The other "problems" that you mention do not seem to be real objections either. Aristotle regards human beings as paradigms for animals. It is not surprising that we, the best instance of the genus, would find dissimilarities between ourselves and other instances of the genus, nor that we would ascribe the generic character to people as a kind of insult. I think we do appeal to humans when we make claims about animals. Just listen to people talk about how intelligent or sensitive their pets are. I heard someone give a paper in which he claimed that his dog felt empathy for the suffering of other animals. I could not see how he could know this or why it would be an advantage for dogs--who, in my experience, are happy to hunt and eat other animals. There are more legitimate appeals to humans as standards for animals, and we find some in Aristotle's biological works, I argued.
So I don't think you have really given any reasons to reject the thesis of the paper, but I do appreciate your questions, particularly the one about the Categories. What I'm hesitating about is that I explained the Categories as a tool for science, but I also explained paradigmatism as such a tool. The challenge is whether the two can work together. In fact, what we see most often in the special sciences is paradigmatism. Besides what I cite in the paper, look at De Anima II.3 or at the way that local motion and ultimately the circular motions of the spheres become the paradigm for Physics. On the other hand, Aristotle does seek to make claims about the whole of a genus that require ignoring paradigm species. More needs to be said about how these two modes of inquiry work together. But, again, I'm not seeing the basis of conflict here: on the contrary, the exposition of paradigmatism opens a rich vein for reflection. I'm grateful for your drawing this to my attention.

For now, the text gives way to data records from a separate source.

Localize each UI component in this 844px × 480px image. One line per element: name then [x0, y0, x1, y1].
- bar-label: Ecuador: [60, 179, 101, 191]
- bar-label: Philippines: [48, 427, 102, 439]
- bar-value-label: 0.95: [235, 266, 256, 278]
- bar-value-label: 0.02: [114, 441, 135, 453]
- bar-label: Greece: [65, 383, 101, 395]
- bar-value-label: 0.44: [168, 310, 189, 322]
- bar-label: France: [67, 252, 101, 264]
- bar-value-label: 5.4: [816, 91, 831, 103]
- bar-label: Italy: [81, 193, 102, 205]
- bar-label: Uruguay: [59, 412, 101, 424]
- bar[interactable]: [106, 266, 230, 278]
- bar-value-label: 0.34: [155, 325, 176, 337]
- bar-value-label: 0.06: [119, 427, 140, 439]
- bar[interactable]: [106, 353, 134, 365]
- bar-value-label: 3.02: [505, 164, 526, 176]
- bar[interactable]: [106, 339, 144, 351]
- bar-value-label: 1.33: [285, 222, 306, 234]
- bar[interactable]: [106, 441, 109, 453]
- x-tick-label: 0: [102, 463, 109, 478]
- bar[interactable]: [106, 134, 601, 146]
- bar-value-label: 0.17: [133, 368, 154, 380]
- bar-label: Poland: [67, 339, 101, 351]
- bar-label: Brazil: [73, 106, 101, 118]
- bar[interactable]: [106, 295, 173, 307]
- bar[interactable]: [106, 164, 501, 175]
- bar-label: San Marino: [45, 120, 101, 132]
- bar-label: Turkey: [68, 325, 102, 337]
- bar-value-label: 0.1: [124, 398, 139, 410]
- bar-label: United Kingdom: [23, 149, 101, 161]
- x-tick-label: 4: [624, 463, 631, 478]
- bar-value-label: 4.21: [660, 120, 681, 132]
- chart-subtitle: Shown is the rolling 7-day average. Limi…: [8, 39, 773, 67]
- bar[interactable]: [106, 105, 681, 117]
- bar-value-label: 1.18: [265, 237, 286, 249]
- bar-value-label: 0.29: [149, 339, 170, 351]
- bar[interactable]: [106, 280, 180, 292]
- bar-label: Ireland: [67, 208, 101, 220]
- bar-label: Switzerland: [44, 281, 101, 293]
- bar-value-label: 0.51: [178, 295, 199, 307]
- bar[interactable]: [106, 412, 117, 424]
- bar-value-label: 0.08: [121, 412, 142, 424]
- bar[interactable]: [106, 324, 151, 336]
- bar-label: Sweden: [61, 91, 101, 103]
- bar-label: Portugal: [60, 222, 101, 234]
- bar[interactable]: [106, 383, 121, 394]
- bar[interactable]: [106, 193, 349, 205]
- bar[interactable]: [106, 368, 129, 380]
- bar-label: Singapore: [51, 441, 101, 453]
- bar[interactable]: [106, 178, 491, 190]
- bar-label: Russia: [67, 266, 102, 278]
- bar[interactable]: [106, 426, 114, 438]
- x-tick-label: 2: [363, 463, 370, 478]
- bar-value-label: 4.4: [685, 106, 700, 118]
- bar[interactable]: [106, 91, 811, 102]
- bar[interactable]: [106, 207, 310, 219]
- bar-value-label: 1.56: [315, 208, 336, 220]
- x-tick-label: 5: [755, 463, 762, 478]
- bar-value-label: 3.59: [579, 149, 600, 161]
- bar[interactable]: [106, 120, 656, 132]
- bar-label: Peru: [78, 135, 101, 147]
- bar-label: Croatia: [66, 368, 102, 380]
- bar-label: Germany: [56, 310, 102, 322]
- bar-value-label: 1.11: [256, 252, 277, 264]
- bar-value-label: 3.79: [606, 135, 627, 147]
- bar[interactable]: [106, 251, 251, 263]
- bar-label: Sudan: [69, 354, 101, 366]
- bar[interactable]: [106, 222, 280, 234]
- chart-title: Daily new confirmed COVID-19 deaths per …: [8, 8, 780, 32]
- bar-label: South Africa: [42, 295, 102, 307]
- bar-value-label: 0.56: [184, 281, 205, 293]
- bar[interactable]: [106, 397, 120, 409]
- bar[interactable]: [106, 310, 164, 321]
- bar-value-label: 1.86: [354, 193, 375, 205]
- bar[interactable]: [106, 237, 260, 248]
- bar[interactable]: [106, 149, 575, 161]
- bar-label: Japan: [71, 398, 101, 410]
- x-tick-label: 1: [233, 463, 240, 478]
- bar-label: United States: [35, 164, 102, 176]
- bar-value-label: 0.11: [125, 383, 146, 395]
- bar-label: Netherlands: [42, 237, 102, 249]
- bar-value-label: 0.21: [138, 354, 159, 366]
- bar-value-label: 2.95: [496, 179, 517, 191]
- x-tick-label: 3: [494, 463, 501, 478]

One detail about the Categories. I take it you have in mind 3b33 ff. But there he explains that whereas one white is more white than another, one substance is not more of a substance than another. He seems to be comparing individual substances and perhaps issuing a prescient warning that responding to those pervasive internet ads will not make you more of a man. A better passage is 2b22 ff. But that is also a bit ambiguous since his point seems to be that one species applies to an individual instance no more than another species of the same genus applies to its instance. All this is peculiar to substance, in contrast with other categories where it apparently need not hold. So thinking about I.8, we could say a contrariety in a genus is always necessary to divide it into species. Sometimes those species are themselves contraries and admit of more and less, as in species of quality, but sometimes, as in species of substance, they do not. That the Categories emphasizes differences in genera is all the more appropriate against the background of Met. I where all seem to be analogous.